To test for intragroup dispersion, inter-sample distances were calculated as described above and tested for equal intragroup dispersions using betadisper [89] as implemented in vegan; the significance was calculated using anova. Univariate testing for differential abundances of each taxonomic unit between two or more groups was tested using a Kruskal-Wallis test (P-value), corrected for multiple testing using the Benjamini-Hochberg false discovery rate (q-value) [87]. Taxa with less than ten reads over all samples were excluded from this analysis to avoid artifacts.
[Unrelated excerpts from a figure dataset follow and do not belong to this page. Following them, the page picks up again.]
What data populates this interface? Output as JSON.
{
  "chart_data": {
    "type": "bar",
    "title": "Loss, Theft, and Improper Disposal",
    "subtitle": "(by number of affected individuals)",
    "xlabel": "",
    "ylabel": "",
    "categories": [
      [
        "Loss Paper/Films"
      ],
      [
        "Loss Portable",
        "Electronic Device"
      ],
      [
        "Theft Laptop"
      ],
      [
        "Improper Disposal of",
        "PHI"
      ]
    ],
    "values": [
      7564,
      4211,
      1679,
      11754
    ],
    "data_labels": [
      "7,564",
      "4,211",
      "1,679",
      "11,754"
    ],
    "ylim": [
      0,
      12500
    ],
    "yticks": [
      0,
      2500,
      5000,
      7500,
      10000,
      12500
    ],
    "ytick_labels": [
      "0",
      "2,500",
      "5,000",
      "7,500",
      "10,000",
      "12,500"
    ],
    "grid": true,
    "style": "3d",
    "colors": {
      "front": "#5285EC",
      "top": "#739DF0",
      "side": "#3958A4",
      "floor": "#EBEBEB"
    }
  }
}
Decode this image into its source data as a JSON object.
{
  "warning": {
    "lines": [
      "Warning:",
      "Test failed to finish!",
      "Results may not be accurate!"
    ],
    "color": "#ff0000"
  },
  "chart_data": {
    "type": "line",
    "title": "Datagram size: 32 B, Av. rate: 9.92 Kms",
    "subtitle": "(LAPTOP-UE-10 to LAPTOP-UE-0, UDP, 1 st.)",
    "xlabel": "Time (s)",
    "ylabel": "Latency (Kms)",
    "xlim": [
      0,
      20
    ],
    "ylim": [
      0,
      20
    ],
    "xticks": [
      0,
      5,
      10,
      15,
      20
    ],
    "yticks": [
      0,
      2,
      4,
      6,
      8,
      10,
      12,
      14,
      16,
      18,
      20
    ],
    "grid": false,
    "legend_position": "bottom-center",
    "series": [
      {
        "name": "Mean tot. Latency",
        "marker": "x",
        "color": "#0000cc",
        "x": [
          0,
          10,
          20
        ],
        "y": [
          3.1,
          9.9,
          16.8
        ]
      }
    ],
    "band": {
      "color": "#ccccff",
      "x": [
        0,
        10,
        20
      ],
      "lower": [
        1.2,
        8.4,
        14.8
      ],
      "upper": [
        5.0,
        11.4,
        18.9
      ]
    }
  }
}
Post hoc statistical testing for significant differences between all combinations of two groups was conducted only for taxa with a significance of P < 0.2. Wilcoxon rank-sum tests were calculated for all possible group combinations and corrected for multiple testing using Benjamini-Hochberg false discovery rate (q-value). Calprotectin correlations to taxa were tested using a spearman correlation test; P-values were corrected using Benjamini-Hochberg false discovery rate. For testing the influence of age, a blocked Spearman test as implemented in COIN [90] was used, where genotype was used as blocking factor. To delineate enterotype influence from cage/genotype effect, we used a blocked independence test as implemented in COIN [90].

Taxonomic richness was calculated by rarefying the respective non-normalized feature abundance matrices until 3,800 (90% of minimum read number) or in the case of the enterotype calculations rarefactions to 2,300 (several samples in the minor enterotype were below 3,800 reads) reads per sample. The number of different taxa was calculated for each rarefied sample. This was repeated five times per sample, and the average is the reported richness. Analogous to this, Chao1 [91] richness estimates and Shannon diversity [92] estimates were calculated from the rarefied OTU matrix. We tested for significant differences in observed richness, richness estimates or Shannon diversity using a Kruskal-Wallis test.

SNP genomic distances between mouse strains were obtained from [62]. The Bray-Curits microbiome distance between the strains for which genetic distances were available was calculated from the rarefied and transformed abundance matrix. Between strain distances were calculated from the median distance between all samples from the respective strains. The microbiome and genomic distance matrix were tested for correlation using Mantel's test [93]. Subsequently, a separate NMDS was calculated for each genomic and metagenomic distance, and a Procrustes transformation was used to visualize the similarities between these two ordinations.

Data accession

Sequences have been deposited in the NCBI Short Read Archive [SRA054360].